KO ECCESSIVO – Dispiace per le proporzioni eccessive della sconfitta, frutto di un crollo finale che fa apparire questo ko una batosta più grande di quello che realmente è; in fondo fino al 2-1 genoano la vittoria è stata in bilico e dopo il pareggio il Toro aveva dato l’impressione di potersi giocare il successo. Non è stato così, ma guai se questo risultato, o quello maturato con l’Empoli (la vera partita che ha precluso al Toro le chances di giocarsi fino all’ultimo l’accesso in Europa) offuscassero la grande prestazione di un gruppo di ragazzi che per oltre un girone sono andati al di sopra di tutte le più rosee aspettative e che in Europa hanno fatto sognare.

SPAZIO A CHI HA GIOCATO MENO – Le ultime partite saranno l’occasione per ruotare qualche giocatore e dare spazio a chi ha giocato di meno e ai più giovani. L’ottavo posto che permetterebbe di evitare i preliminari di Coppa Italia è lontano sei punti per cui sembra arduo da raggiungere: si giocherà per l’onore per capire chi può essere da Toro anche per il futuro tra le ‘seconde linee’. Questi ragazzi vanno comunque ringraziati per quanto hanno fatto vedere e per le emozioni che hanno saputo dare.

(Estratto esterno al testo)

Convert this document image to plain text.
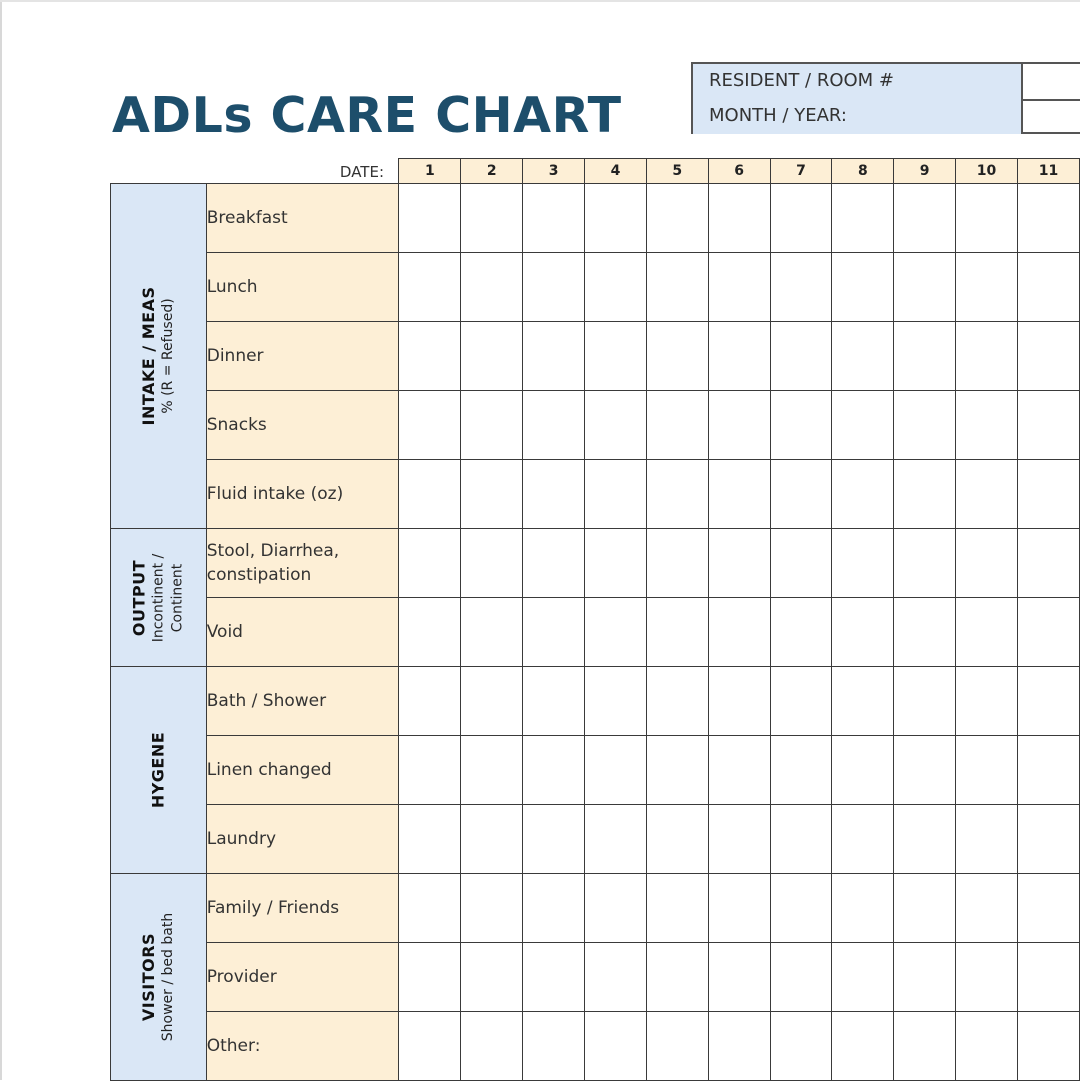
ADLs CARE CHART
RESIDENT / ROOM #
MONTH / YEAR:
DATE:
			1	2	3	4	5	6	7	8	9	10	11

INTAKE / MEAS % (R = Refused)	Breakfast											
	Lunch											
	Dinner											
	Snacks											
	Fluid intake (oz)											

OUTPUT Incontinent / Continent	Stool, Diarrhea, constipation											
	Void											

HYGENE	Bath / Shower											
	Linen changed											
	Laundry											

VISITORS Shower / bed bath	Family / Friends											
	Provider											
	Other:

NON RIDIMENSIONARE IL PROGETTO – Per l’anno prossimo l’importante è ripartire da qui, possibilmente senza smantellare un gruppo di giocatori e un allenatore che hanno fatto così bene. Le basi per ottenere stabilmente buoni risultati ci sono, è chiaro che per andare ancora più lontano il progetto va ingrandito, non certo ridimensionato.